Reputation: 19
char *p = "hello";
p = "hello_2";
Here string "hello" was stored in memory and its address was present in pointer 'p' but when this pointer starts pointing to string "hello_2", what will happen to the memory where the string "hello" was stored? Will it be freed or this string remains there but we can't access it?
Upvotes: 1
Views: 85
Reputation: 19
There are different memory sections to which the globals, heap, code and string literals go to. It is specific to the compiler used.
gcc makes a .rodata section which is a read-only section and the string literals are stored there.
Visual C++ creates a .rdata section for the read only section.

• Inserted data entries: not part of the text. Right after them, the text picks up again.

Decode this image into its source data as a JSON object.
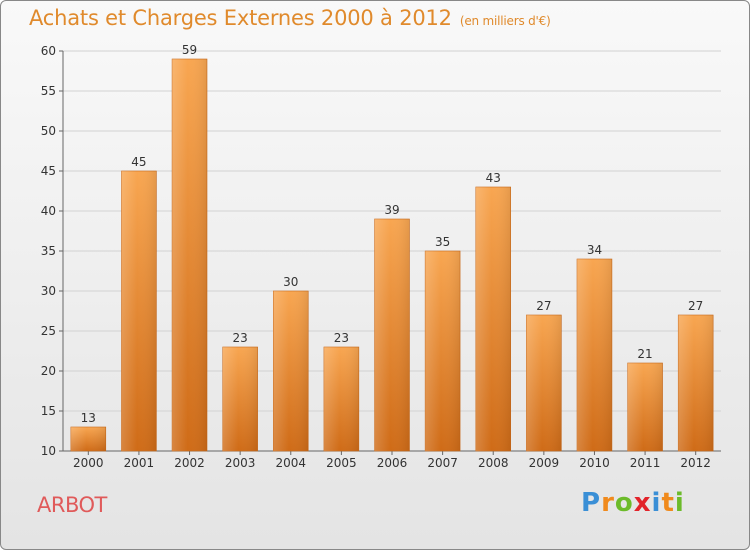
{
  "header": {
    "title": "Achats et Charges Externes 2000 à 2012",
    "unit": "(en milliers d'€)"
  },
  "footer": {
    "place": "ARBOT",
    "logo_letters": [
      "P",
      "r",
      "o",
      "x",
      "i",
      "t",
      "i"
    ],
    "logo_colors": [
      "#3a8fd6",
      "#f08a1c",
      "#6cbb2a",
      "#e2232a",
      "#3a8fd6",
      "#f08a1c",
      "#6cbb2a"
    ]
  },
  "chart_data": {
    "type": "bar",
    "categories": [
      "2000",
      "2001",
      "2002",
      "2003",
      "2004",
      "2005",
      "2006",
      "2007",
      "2008",
      "2009",
      "2010",
      "2011",
      "2012"
    ],
    "values": [
      13,
      45,
      59,
      23,
      30,
      23,
      39,
      35,
      43,
      27,
      34,
      21,
      27
    ],
    "ylim": [
      10,
      60
    ],
    "yticks": [
      10,
      15,
      20,
      25,
      30,
      35,
      40,
      45,
      50,
      55,
      60
    ],
    "title": "Achats et Charges Externes 2000 à 2012",
    "xlabel": "",
    "ylabel": "",
    "grid": true,
    "bar_color": "#f0912f",
    "bar_color_dark": "#cc6a16"
  }
}
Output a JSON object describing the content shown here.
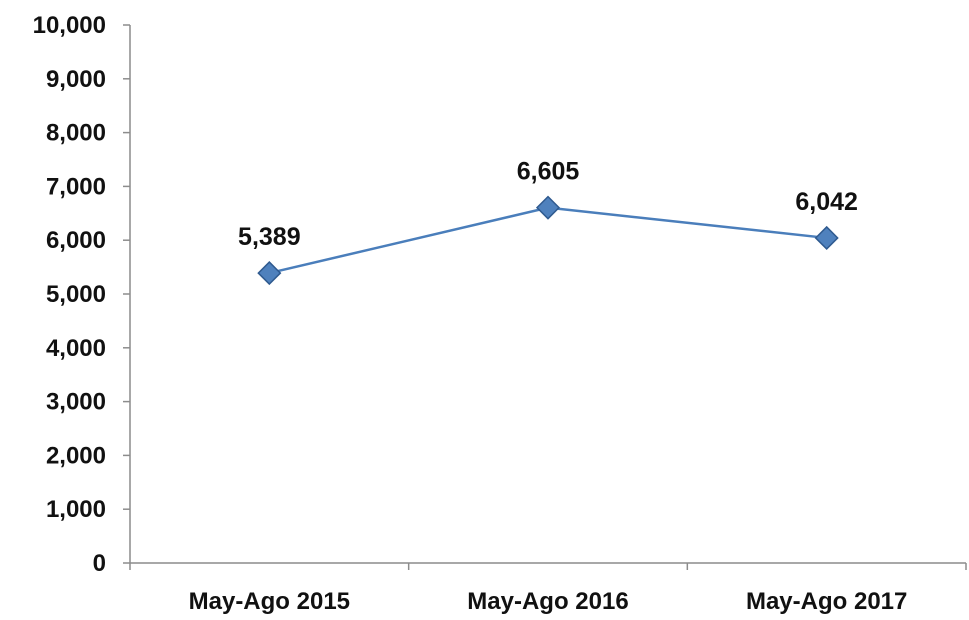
{
  "chart_data": {
    "type": "line",
    "title": "",
    "xlabel": "",
    "ylabel": "",
    "categories": [
      "May-Ago 2015",
      "May-Ago 2016",
      "May-Ago 2017"
    ],
    "series": [
      {
        "values": [
          5389,
          6605,
          6042
        ]
      }
    ],
    "data_labels": [
      "5,389",
      "6,605",
      "6,042"
    ],
    "yticks": [
      "0",
      "1,000",
      "2,000",
      "3,000",
      "4,000",
      "5,000",
      "6,000",
      "7,000",
      "8,000",
      "9,000",
      "10,000"
    ],
    "ylim": [
      0,
      10000
    ],
    "grid": false,
    "legend": "none",
    "marker": "diamond",
    "colors": {
      "line": "#4a7ebb",
      "marker": "#4f81bd",
      "marker_edge": "#2f5a8f",
      "axis": "#8c8c8c"
    }
  }
}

You can use objdump (on linux) to check different sections for your binary.
Upvotes: 0
Reputation: 34588
You are actually creating a string literal named "hello"
allocating it somewhere in the memory , and assigning the address of first character of the literal to the pointer p
, and as the pointer is not constant you can assign it again with different addresses. And one more important point to note is that the string literal created are in read only memory.
Upvotes: 1
Reputation: 19864
What you have is a string constant and it is stored in read-only memory.
So this memory is not required to be freed explicitly using free()
Till the lifetime of the variable p
is valid you can access the stored string.
Upvotes: 2
Reputation: 13073
The memory will not be freed. But would not (in this case), be lost. The code knows where the string is, and uses it each time the fragment is run, to assign to the pointer p.
Memory which is on the heap does need to be freed (result of malloc
or strdup
).
Memory which is on the stack does not need to be freed.